July 12, 2019

Tazewell’s unincorporated communities: Parkland

By Jared Olar
Library assistant

Tazewell County’s westernmost township, Spring Lake Township, is the largest township in the county – but is also among the most sparsely populated. In fact, Spring Lake Township is one of the few townships in the county to have no incorporated communities – no incorporated cities, towns, or even villages.

Spring Lake Township today has a number of unincorporated communities or subdivisions, including Parkland, Talbott, Lakewood Terrace, and Smith-Rakestraw. The oldest of them, Parkland, has the smallest population of the four, having dwindled to a farm and a few homes.

Hainesville, later renamed Parkland, is shown in this detail of an 1864 wall plat map of Tazewell County. The village was established as a railroad station on land owned by Benjamin S. Prettyman, and therefore was originally known as “Prettyman.”
The plat of Hainesville, showing a store, school, and nine homes, was published in the 1891 atlas of Tazewell County.

John Drury’s “This is Tazewell County, Illinois” (1954), page 297, offers this description of Parkland:

“Only community of Spring Lake Township is Parkland, which in 1950 had a population of 20. It is located southwest of Pekin on the Chicago & Illinois Midland Railroad and is served by the post office in nearby Manito (Mason County). Among the first settlers of Spring Lake Township were the McLeashes, Hibbards and Claytons. Another early settler was Joseph Offut, who built a log cabin on the border of Spring Lake in the southwest corner of the township.”
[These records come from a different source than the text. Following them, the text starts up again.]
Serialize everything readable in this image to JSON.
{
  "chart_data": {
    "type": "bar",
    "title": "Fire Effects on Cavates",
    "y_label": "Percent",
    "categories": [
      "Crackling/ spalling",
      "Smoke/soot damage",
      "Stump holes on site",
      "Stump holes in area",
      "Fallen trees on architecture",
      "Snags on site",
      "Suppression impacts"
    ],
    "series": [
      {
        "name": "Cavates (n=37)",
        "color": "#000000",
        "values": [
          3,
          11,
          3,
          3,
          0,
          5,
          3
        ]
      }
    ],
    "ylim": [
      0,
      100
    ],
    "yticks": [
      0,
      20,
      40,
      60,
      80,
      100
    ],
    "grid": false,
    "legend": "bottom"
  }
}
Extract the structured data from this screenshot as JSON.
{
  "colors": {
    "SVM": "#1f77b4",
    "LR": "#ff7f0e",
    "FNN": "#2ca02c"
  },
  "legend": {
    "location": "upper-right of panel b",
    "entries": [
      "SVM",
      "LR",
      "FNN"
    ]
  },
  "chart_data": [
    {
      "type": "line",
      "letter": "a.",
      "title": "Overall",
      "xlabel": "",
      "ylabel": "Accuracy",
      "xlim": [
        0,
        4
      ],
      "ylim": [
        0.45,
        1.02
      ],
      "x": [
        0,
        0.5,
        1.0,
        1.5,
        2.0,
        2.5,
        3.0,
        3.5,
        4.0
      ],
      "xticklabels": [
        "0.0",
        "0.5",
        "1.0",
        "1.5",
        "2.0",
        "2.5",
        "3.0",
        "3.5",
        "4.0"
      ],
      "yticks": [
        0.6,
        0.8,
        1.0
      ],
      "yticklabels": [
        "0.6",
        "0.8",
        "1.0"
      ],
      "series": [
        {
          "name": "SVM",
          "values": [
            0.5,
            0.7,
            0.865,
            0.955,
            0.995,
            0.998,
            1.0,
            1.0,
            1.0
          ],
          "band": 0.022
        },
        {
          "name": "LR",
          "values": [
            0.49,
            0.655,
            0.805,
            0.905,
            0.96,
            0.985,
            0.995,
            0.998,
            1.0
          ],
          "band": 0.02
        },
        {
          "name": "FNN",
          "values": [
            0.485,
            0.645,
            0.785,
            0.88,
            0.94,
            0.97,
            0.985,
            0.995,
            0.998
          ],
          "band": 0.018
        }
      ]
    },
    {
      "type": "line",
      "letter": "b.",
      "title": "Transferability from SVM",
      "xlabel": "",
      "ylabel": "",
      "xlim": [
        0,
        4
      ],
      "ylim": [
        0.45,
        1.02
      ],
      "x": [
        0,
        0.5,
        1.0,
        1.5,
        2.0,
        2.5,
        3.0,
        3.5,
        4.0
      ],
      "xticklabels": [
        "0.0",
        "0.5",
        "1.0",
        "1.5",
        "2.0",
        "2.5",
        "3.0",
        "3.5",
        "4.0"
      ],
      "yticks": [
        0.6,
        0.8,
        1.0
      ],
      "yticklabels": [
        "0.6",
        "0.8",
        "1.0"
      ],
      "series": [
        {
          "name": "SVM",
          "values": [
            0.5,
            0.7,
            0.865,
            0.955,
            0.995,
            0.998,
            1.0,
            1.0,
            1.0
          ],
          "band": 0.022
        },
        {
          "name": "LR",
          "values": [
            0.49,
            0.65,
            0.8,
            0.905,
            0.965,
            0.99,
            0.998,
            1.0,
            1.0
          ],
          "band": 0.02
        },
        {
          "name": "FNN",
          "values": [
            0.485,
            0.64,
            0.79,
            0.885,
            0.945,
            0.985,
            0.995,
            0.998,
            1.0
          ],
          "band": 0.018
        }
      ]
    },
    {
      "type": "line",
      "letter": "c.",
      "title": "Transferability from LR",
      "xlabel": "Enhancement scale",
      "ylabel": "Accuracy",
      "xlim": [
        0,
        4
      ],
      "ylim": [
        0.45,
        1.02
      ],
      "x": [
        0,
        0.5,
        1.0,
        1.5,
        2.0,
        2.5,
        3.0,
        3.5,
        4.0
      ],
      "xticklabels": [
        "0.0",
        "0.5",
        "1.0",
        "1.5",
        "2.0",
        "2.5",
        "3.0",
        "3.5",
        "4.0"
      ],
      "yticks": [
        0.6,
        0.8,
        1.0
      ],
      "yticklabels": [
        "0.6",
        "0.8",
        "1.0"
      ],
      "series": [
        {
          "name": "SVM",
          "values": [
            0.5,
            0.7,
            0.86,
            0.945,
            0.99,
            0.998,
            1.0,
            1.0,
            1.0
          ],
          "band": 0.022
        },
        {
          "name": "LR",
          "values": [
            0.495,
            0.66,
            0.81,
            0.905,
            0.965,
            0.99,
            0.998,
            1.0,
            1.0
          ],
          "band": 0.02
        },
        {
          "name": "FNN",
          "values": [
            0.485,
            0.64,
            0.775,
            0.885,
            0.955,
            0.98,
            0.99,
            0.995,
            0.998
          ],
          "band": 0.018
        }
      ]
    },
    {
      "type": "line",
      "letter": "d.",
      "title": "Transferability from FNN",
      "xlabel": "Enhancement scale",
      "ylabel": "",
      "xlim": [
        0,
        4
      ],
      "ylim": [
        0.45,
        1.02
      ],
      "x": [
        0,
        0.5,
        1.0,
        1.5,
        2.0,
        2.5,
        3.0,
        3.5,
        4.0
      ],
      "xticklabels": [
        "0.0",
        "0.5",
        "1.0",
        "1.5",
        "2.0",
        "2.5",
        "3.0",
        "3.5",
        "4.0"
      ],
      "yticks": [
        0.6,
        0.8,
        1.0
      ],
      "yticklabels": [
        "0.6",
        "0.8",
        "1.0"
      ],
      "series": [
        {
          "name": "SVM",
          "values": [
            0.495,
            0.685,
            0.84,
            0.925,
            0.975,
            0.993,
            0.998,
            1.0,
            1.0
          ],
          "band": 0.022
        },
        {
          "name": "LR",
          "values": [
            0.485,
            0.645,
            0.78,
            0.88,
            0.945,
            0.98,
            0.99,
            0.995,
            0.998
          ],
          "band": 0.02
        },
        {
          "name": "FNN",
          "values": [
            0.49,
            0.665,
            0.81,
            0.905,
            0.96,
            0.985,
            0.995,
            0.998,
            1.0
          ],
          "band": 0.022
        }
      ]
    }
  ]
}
In this detail of an 1873 plat map of Spring Lake Township, Hainesville is shown to be the location of Spring Lake School House No. 6.
By 1891 the former land of Benjamin S. Prettyman had passed to the ownership of A. Bateson, as shown in this detail of an 1891 plat map of Spring Lake Township.

Parkland started out in the 1800s as the small pioneer farming settlement of Prettyman, named for Benjamin S. Prettyman on whose farmland the settlement had been established. However, on Sept. 7, 1860, the settlement, which by then was designed as a railroad depot, was formally platted as “Hainesville.” Both the Prettyman and Haines families were early pioneer settlers of Pekin, and Benjamin S. Prettyman, who held great swaths of land in Tazewell County, served Pekin as city attorney and was later elected mayor of Pekin.

Even though the community’s name was Hainesville, the settlement’s Post Office address throughout the latter 1800s continued to be designated as “Prettyman.” In 1899, however, Hainesville was renamed “Parkland” – and this time the U.S. Postal Service went along with the name change. Parkland had its own post office until 1918.

Hainesville was renamed Parkland in 1899. This plat of Parkland from the 1910 atlas of Tazewell County two grain elevators, a train depot, a post office and general store, and the old Hainesville school house.
Parkland, formerly Hainesville, and its environs are shown in this detail of a 1910 plat map of Spring Lake Township.

The official plat of Hainesville (Parkland) resembles a checkerboard, with four streets going northwest to southeast (Prairie, Main, Highland, and South) and four intersecting streets going southwest to northeast (First, Second, Third, and Fourth, with the numbers starting at the street along the railroad). There is no trace of most of those streets today. Third Street is today called Parkland Road, while Prairie Street is Spring Lake Road. Aerial photographs today show evidence of a faint trail along what was, or would have been, Fourth Street, and an unpaved footpath exists today along the track of South Street.

The railroad on Parkland’s southeast border still operates today, but it has been long since Parkland has had a depot.

Parkland and its environs, from a 1929 Spring Lake Township plat map.
Parkland, shown here in this 1954 aerial photograph, is the oldest unincorporated community in Spring Lake Township. Originally named Prettyman, it was formally platted as a railroad depot in 1860 and named Hainesville, then renamed Parkland in 1899.
Parkland today, shown in this Google Maps satellite view, has only two streets, a farm, and a few homes.